The algae is not harmful to humans, and no large-scale fish kills have been reported since Cochlodinium polykrikoides was first documented in the Peconic Estuary in 2004. But scientists who have witnessed its lethal effects in the lab say it poses a risk to the bay's recovering scallop population.

Stony Brook University researcher Chris Gobler described red tide as a "killing cloud" of tiny organisms that, massed together, slays competing plankton by releasing harmful compounds that burst cell membranes. Lab experiments show similarly fatal effects on larger marine life. "Coming in close proximity to the fish gills, it just tears them apart," Gobler said.

In the wild, fish who can swim away seem to escape unscathed. But outbreaks have wreaked havoc on aquaculture off Korea and Japan because confined fish have nowhere to go.

That's what bayman Ken Mades of Hampton Bays suspects happened to summer flounder he found dead in his nets in Shinnecock Bay last fall. Mades fishes using pound traps - nets suspended from poles in the bay bottom that trap everything from blue claw crabs to butterfish.

"On the north side of the bay where the bloom was heavy, the fluke were dead in the traps," said Mades, 72. "If they could have left, they would have - but they couldn't."

Other Southampton baymen are worried about how the blooms are affecting scallops, only now starting to come back from a crash in the 1980s caused by the onset of a different harmful algal bloom.

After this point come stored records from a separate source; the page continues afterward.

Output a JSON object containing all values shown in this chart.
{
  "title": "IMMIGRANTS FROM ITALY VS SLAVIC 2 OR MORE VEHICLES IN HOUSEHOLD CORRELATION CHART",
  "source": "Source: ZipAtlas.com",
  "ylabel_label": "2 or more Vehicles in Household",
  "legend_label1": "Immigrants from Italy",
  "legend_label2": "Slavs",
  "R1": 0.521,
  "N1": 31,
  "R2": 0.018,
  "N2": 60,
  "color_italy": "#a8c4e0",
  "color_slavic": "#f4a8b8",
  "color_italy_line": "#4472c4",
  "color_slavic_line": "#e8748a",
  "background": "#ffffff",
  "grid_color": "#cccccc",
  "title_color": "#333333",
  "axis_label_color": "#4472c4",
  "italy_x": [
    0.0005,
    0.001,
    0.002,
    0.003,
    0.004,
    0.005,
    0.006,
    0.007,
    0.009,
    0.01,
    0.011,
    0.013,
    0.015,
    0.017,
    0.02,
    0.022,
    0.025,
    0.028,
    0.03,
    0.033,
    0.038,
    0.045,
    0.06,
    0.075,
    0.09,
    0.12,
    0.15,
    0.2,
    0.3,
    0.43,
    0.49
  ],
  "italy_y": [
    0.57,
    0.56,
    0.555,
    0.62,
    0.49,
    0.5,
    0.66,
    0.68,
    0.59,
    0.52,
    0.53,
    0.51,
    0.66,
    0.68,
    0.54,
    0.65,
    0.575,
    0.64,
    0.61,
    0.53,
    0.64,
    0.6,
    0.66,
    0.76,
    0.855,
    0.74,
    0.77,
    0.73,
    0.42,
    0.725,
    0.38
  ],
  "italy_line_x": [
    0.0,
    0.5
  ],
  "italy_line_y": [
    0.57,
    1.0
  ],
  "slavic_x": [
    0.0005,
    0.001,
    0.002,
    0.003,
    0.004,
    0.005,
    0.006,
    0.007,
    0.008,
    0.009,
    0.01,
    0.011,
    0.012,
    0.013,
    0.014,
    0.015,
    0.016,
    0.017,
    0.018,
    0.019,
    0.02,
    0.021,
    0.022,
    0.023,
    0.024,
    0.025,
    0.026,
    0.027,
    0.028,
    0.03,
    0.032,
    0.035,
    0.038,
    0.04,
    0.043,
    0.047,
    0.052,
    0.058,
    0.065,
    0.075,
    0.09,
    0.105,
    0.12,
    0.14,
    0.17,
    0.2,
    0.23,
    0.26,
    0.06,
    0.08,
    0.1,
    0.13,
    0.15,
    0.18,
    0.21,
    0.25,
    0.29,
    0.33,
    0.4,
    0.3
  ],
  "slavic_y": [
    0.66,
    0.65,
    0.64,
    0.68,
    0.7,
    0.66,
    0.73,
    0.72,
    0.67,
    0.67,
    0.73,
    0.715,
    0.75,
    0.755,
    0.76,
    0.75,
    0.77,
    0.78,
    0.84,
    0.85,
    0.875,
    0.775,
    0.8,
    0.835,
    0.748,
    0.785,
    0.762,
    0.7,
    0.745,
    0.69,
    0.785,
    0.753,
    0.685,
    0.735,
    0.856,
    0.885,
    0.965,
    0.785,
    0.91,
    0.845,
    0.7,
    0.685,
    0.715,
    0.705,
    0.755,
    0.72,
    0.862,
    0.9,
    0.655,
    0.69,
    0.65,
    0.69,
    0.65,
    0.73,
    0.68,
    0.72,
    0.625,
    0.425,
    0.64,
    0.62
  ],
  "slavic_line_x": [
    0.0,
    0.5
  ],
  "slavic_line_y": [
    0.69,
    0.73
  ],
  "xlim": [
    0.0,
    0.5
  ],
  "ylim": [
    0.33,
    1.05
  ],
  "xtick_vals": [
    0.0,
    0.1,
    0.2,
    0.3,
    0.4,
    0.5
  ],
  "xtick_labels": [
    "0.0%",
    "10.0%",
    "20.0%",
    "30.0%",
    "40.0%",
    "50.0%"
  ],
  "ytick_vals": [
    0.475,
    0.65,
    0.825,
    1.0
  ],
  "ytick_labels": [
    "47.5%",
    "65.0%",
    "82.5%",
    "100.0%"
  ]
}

Red tide rises to the top of the water column during the day, clumping to create rusty stripes that can stretch several hundred yards. But at night it drops to the bay bottoms, where shellfish cannot escape its reach.

Ed Warner Jr., a Southampton Town trustee and bayman, blames red tide for wiping out a promising set of juvenile scallops he saw two years ago in Noyack Bay. The following November, "we were pulling up dredges and a lot of the shells were just empty," he said. "Only about a half dozen were live."

The blooms don't yet appear to have hurt scallops at a Suffolk-funded restoration project further east, off Orient. There, fast-moving tides sweep the algae quickly past scallop beds, said Chris Smith, a senior educator with Cornell Cooperative Extension of Suffolk County.

But Smith says red tide could jeopardize the species' nascent comeback. "We built the bay scallop back from no landings to over 18,000 pounds of meat," Smith said. "Those landings are worth over $1.3 million to the regional economy."